BTW, I've talked to most of you, but just so you know -- we would never (at least intentionally, and definitely not in this case) run automation that would change values in production).
The votes have been deleted.
Meant to comment here, but just so everyone is aware: this IP/DDOS wasn't any accidental or malicious event from Web QA's side -- the attacker just happened to use NetSparker, a tool we (I, mostly) use quite often.
Created attachment 723099 [details] Spike in votes (In reply to Ricky Rosario [:rrosario, :r1cky] from comment #15) > The votes have been deleted.
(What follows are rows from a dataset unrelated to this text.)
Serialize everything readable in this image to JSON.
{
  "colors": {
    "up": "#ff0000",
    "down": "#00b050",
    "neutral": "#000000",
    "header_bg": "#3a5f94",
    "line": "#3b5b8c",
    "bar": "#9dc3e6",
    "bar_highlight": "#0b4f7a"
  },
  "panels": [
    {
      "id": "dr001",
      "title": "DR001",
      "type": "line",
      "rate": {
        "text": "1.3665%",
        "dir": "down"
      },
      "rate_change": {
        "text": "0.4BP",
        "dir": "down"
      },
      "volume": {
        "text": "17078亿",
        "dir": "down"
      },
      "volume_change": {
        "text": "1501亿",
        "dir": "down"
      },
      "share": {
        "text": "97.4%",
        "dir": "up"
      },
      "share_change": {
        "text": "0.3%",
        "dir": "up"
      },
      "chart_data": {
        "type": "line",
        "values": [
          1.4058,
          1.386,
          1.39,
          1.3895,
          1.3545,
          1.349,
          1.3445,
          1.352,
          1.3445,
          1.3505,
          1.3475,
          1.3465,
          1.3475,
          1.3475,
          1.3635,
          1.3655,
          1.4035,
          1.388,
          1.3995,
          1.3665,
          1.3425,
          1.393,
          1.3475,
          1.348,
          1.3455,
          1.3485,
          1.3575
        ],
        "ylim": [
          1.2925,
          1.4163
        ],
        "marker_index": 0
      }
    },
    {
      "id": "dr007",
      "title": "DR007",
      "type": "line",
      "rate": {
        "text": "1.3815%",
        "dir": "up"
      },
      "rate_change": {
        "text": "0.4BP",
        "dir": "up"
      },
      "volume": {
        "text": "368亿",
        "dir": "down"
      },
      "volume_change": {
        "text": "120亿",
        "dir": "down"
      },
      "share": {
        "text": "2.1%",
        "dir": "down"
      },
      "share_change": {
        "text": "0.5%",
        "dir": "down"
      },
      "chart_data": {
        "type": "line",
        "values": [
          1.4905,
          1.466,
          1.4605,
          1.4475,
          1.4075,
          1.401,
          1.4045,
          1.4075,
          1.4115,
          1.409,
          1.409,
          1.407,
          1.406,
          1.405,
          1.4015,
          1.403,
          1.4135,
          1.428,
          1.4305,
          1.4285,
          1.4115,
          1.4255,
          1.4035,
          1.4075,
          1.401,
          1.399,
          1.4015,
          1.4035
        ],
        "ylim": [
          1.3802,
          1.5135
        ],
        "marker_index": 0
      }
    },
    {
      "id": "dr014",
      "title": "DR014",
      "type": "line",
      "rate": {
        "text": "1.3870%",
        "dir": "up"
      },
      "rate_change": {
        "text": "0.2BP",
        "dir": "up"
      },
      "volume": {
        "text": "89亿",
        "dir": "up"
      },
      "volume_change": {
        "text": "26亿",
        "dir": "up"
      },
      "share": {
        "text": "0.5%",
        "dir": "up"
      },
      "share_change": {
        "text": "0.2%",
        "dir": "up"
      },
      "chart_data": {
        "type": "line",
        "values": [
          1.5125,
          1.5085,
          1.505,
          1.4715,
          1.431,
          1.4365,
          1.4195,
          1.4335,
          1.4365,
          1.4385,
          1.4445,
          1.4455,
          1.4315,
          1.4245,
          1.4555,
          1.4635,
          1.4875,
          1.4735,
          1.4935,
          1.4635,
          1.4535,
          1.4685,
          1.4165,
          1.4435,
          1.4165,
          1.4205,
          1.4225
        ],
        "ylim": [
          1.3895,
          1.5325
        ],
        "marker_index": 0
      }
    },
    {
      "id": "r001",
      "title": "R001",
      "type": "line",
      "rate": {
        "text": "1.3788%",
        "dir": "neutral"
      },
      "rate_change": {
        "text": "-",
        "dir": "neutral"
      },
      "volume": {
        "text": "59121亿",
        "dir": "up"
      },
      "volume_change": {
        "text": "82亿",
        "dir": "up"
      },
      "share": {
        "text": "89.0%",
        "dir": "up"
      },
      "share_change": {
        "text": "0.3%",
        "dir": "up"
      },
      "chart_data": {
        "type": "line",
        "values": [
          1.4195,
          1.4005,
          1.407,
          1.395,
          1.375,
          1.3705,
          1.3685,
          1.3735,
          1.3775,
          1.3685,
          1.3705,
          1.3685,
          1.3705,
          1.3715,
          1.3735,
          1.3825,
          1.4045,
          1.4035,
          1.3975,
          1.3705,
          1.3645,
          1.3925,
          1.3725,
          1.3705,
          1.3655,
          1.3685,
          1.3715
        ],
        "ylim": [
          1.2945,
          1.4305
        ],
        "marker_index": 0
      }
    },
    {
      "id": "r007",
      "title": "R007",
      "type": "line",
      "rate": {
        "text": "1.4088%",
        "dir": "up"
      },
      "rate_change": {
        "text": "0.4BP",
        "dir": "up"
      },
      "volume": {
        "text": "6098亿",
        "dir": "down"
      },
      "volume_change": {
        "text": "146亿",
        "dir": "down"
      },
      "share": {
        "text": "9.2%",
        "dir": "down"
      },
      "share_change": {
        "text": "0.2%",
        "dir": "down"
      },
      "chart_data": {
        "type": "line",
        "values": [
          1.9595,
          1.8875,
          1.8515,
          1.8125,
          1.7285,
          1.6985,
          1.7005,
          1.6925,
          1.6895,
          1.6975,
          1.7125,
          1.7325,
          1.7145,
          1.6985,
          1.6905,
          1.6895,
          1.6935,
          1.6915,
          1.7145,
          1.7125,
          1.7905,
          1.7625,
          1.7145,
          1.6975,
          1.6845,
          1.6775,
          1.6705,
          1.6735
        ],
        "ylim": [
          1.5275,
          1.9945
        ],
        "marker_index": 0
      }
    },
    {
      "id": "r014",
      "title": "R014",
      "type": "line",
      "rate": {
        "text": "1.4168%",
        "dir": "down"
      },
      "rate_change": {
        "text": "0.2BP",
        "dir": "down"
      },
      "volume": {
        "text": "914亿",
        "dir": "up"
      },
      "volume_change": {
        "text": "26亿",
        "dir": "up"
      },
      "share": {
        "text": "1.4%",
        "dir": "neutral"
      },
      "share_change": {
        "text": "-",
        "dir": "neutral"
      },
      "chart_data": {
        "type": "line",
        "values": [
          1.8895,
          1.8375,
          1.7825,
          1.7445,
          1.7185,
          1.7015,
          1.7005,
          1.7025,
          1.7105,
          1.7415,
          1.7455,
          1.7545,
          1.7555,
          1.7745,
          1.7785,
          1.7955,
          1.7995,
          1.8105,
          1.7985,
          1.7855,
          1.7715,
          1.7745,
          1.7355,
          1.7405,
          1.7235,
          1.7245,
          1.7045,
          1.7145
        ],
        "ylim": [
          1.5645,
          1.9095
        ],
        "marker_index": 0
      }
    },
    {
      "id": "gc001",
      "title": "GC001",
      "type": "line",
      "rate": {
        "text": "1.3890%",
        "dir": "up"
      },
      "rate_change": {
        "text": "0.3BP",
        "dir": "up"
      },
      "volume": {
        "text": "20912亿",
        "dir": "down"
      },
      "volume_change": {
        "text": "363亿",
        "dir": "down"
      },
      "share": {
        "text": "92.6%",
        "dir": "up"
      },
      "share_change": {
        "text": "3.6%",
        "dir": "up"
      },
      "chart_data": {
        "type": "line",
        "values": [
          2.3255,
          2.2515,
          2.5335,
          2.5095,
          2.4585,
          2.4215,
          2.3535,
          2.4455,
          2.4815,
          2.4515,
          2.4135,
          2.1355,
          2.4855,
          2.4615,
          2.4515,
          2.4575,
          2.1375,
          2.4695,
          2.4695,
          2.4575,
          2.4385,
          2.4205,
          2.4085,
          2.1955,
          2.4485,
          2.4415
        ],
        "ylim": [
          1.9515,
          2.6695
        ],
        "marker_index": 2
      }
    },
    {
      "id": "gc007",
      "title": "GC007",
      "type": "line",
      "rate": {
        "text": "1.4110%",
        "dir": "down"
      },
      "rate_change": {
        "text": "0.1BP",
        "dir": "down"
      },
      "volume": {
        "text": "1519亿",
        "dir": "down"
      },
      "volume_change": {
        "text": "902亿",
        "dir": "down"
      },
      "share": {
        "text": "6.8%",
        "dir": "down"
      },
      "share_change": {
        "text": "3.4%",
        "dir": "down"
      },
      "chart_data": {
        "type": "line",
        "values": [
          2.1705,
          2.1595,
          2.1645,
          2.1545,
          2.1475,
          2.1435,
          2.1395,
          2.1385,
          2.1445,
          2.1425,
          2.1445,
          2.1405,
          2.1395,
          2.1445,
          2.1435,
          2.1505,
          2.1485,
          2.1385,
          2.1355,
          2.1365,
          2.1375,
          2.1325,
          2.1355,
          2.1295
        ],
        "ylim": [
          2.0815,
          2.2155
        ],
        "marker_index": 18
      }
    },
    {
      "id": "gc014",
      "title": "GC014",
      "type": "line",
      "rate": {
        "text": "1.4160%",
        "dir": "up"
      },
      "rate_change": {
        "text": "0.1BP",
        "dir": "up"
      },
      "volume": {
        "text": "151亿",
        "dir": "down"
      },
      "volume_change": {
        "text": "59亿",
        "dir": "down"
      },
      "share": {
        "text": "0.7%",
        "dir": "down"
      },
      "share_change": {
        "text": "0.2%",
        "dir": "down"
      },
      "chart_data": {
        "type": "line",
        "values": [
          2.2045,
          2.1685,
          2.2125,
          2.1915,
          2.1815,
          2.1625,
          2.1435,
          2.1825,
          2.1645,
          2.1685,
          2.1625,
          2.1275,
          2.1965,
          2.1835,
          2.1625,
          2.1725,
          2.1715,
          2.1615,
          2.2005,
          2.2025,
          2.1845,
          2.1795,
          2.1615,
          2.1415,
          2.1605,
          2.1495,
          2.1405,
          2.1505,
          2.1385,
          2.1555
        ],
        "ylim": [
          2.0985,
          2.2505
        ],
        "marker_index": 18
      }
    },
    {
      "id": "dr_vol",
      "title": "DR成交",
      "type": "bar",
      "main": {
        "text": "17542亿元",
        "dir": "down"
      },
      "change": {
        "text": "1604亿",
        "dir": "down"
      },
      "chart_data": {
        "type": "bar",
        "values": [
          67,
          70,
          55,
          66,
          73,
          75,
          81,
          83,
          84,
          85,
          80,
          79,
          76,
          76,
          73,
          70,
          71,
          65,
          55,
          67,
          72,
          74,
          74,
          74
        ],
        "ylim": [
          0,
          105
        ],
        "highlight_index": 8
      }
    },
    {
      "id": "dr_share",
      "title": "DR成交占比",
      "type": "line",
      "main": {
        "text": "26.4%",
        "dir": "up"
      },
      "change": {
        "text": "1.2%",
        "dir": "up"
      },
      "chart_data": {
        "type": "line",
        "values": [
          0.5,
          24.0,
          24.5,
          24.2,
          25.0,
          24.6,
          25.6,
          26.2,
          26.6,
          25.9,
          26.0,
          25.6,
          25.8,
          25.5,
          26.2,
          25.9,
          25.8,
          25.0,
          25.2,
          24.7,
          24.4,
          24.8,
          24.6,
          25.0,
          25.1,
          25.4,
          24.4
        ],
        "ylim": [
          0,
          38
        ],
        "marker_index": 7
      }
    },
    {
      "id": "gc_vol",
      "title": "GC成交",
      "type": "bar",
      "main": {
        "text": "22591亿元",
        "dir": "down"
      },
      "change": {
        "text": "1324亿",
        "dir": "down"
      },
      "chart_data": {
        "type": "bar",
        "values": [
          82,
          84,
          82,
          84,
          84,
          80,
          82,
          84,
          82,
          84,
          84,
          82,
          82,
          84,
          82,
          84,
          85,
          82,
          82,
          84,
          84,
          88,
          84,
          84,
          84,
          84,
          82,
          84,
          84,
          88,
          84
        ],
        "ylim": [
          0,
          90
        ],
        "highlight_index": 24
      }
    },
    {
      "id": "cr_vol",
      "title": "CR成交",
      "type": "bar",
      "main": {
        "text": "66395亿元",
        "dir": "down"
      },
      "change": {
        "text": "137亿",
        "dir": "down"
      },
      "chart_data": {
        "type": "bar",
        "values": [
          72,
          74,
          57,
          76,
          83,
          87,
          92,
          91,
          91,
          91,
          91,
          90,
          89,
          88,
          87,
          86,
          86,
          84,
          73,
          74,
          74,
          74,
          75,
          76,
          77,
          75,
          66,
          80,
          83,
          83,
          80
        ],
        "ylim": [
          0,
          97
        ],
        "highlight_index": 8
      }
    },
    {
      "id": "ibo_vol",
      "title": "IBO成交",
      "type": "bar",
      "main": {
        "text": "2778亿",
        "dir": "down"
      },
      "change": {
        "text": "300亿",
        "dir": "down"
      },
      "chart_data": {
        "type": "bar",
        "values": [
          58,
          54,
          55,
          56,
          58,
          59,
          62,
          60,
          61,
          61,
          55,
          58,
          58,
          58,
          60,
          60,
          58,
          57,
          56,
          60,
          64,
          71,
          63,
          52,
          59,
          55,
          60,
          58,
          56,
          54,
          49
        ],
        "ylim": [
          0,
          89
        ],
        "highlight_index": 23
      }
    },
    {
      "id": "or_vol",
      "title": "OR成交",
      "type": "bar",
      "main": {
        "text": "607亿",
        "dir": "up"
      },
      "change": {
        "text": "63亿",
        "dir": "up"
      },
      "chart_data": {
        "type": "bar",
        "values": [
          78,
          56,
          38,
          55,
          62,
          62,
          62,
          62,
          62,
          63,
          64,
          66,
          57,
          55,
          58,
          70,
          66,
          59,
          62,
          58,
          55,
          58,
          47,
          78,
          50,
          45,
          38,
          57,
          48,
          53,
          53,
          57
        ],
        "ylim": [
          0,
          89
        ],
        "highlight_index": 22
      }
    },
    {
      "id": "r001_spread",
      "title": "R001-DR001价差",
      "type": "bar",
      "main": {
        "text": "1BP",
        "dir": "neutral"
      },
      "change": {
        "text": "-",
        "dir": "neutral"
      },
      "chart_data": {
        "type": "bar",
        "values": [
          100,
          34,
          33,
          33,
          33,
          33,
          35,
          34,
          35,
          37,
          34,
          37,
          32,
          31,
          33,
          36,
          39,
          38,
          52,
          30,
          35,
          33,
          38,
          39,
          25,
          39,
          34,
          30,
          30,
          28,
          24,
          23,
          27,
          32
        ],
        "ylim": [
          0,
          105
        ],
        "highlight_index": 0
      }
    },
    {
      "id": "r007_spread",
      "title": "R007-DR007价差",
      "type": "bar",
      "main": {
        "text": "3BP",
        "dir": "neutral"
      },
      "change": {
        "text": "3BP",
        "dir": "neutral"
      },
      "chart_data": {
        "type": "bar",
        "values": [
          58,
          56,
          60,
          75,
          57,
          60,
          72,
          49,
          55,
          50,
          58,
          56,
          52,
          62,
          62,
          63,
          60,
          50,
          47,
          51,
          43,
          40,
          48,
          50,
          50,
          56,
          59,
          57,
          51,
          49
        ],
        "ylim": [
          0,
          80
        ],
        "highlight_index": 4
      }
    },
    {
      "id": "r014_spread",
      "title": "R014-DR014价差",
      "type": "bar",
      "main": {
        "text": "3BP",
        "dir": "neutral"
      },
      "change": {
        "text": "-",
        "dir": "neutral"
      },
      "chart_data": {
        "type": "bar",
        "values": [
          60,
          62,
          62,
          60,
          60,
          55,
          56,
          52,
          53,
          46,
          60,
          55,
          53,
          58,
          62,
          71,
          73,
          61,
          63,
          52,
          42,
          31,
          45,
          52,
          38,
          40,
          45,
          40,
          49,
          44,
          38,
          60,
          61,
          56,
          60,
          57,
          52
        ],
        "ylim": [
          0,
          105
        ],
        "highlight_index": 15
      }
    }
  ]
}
I still see spikes on some articles (see attachments).
The votes for this 2 articles come from this machine: Mozilla/5.0 (compatible; MSIE 9.0; Windows NT 6.1; WOW64; Trident/5.0) This matches the articles that I referred in my previous comment. It seems that we removed part of the effect but not completely. And similarly to the other case, they don't show up on GA...so they may be happening because of script or something. I can't understand how somebody can be doing this....
Apparently the Netsparker votes had not been removed. They are now. But also, we are adding rate limiting, so at least in the future this should not be an issue anymore. Unless people are launching a sophisticated attack.